Situar-se-ia o imponente núcleo monumental e centro cívico da cidade no cerro envolvente da área hoje ocupada pela Igreja Matriz. O seu actual recorte lembra ainda o traçado de um acampamento romano, com o Forum, o Capitólio e a Decumana que seria a rua Direita. De facto, neste perímetro foram encontrados os mais relevantes vestígios arqueológicos a testemunhá-lo, expostos no Museu da Região Flaviense, sendo mesmo de evidenciar uma lápide alusiva a um combate de gladiadores. A florescência da dominação romana verificou-se até ao início do século III, apagando-se gradualmente com a invasão dos povos denominados vulgarmente por Bárbaros. As invasões dos Suevos, Visigodos e Alanos, provenientes do leste europeu, puseram termo à colonização romana. As guerras entre Remismundo e Frumário que disputavam o direito ao trono, tiveram como consequência uma quase total destruição da cidade, a vitória de Frumário e a prisão do Idácio, notável Bispo de Chaves.
Com a invasão dos árabes, também o islamismo invadiu o espaço ocupado pelo cristianismo o que determinou uma azeda querela religiosa e provocou a fuga das populações residentes para as montanhas noroestinas com as inevitáveis destruições. As escaramuças entre mouros e cristãos duraram até ao século XI.
A cidade começou por ser reconquistada aos mouros no século IX, por D. Afonso, rei de Leão que a reconstruiu parcialmente. Porém, logo depois, no primeiro quartel do século X, voltou a cair no poder dos mouros, até que no século XI, D. Afonso III, rei de Leão, a resgatou, mandou reconstruir, povoar e cercar de muralhas.
Da presença islâmica remanesce, quase tão somente na cultura popular, uma grande variedade de lendas interligando castros, tesouros fabulosos e mouras encantadas.
Foi, provavelmente, por volta de 1160 que Chaves foi integrada no país que já era então Portugal, com a relevante intervenção dos lendários Ruy e Garcia Lopes tão intimamente ligados à história desta terra.
Pela sua situação fronteiriça, Chaves era vulnerável ao ataque dos invasores.
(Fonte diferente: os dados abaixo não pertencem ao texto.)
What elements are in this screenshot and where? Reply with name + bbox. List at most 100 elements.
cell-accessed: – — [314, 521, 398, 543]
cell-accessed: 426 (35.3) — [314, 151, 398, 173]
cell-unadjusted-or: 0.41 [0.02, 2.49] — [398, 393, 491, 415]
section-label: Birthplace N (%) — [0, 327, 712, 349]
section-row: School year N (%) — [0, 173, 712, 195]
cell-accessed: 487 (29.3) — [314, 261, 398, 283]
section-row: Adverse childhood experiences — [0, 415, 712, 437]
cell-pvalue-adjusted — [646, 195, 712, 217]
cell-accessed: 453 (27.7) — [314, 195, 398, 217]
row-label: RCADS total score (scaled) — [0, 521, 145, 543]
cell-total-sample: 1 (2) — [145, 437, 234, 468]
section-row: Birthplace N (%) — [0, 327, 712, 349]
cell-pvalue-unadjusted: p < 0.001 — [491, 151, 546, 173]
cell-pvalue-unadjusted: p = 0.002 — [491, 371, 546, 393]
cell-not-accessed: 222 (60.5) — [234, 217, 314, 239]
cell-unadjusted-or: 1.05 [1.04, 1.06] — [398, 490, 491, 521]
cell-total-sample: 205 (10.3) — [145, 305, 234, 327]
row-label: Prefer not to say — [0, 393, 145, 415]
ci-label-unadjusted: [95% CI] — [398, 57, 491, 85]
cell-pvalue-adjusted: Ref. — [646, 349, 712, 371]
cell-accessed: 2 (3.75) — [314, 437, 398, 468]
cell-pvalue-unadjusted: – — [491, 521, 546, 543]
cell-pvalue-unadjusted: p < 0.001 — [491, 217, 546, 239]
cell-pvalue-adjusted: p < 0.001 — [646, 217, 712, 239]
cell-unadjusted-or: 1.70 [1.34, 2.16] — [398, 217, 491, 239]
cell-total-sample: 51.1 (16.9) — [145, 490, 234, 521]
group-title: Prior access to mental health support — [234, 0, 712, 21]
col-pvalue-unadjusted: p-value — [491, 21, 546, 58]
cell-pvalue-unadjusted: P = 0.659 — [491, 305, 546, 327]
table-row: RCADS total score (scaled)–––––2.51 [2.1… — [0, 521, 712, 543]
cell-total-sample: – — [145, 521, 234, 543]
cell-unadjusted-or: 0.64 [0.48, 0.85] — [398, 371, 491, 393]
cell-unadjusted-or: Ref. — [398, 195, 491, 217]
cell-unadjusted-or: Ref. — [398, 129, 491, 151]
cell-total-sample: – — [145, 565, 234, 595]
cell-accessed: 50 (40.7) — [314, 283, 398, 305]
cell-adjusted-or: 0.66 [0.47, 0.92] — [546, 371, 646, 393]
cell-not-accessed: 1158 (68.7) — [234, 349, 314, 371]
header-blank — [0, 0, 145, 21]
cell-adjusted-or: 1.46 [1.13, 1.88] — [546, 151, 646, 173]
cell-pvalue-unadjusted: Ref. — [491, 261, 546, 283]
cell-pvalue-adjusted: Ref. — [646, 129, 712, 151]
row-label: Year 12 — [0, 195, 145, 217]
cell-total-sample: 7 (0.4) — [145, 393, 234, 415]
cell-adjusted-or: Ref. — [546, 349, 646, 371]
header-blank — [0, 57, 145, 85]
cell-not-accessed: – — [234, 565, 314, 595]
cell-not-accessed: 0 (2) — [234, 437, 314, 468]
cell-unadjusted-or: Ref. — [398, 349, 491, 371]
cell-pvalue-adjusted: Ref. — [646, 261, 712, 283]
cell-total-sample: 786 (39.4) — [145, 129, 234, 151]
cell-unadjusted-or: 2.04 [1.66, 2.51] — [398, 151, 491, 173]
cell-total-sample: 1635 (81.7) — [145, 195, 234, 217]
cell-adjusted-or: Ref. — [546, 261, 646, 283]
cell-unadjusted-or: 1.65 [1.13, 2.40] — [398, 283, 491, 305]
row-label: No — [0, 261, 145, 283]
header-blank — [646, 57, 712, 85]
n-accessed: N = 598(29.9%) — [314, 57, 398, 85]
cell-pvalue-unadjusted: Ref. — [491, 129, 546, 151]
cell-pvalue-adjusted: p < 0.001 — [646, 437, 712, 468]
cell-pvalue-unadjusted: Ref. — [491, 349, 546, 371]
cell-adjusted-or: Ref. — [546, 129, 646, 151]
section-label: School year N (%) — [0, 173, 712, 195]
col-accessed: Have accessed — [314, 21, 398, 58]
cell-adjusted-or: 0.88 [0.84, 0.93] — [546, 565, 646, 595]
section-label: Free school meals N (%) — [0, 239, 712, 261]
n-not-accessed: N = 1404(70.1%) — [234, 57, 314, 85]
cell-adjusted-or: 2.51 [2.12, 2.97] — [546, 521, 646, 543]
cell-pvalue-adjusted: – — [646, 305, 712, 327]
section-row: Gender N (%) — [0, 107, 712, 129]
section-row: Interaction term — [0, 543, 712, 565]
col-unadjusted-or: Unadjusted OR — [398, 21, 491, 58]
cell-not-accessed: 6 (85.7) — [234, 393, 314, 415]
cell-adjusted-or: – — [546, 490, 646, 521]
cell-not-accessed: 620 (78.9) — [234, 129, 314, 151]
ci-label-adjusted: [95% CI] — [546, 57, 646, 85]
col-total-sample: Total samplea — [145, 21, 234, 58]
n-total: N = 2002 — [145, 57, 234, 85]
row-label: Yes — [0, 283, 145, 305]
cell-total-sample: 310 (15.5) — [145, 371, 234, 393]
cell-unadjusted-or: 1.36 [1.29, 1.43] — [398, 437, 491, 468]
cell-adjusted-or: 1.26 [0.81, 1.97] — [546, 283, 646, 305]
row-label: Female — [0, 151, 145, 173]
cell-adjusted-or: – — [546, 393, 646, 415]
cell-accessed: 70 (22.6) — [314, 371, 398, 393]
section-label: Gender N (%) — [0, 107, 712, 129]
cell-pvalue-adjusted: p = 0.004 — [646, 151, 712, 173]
D. Dinis, como medida de protecção, mandou levantar o Castelo e a fortificação muralhada que ainda hoje dominam o burgo citadino e a sua periferia, num grande raio
Em 1253 realizou-se em Chaves. o casamento de D. Afonso III com a sua sobrinha D. Beatriz, filha de Afonso X, o Sábio; foi o Bolonhês quem concedeu à povoação o seu 1º foral, a 15 de Maio de 1258; D. Manuel I outorgaria novo foral em 1514. Aquando da Guerra da Independência, D. João I montou em redor de Chaves um cerco que durou 4 meses; tendo-se-lhe rendido a praça,.O senhorio da vila foi então dada a D. Nuno Alvares Pereira, que o viria a ceder a D. Afonso, seu genro, fundador da Casa de Bragança, na qual Chaves, se conservou durante vários séculos.
A Cidade foi cenário de diversos episódios bélicos no século XIX, nela se tendo celebrado, a 20 de Setembro de 1837, a designada Convenção de Chaves, após o combate de Ruivães, pondo termo à revolta cartista de 1837, conhecida pela revolta dos marechais. Em Chaves travou-se a 8 de Julho de 1912, o combate entre as forças realistas de Paiva Couceiro e as do governo republicano, chefiadas pelo coronel Ribeiro de Carvalho, de que resultou o fim da 1ª incursão monárquica.
A 12 de Março de 1929 Chaves foi elevada à categoria de cidade.

Chaves é uma cidade portuguesa no Distrito de Vila Real, Região Norte e subregião do Alto Trás-os-Montes, com cerca de 19 300 habitantes.
É sede de um município com 590,42 km² de área e 44 186 habitantes (2006), subdividido em 51 freguesias. O município é limitado a norte pela Espanha, leste pelo município de Vinhais, a sueste por Valpaços, a sudoeste por Vila Pouca de Aguiar e a oeste por Boticas e Montalegre.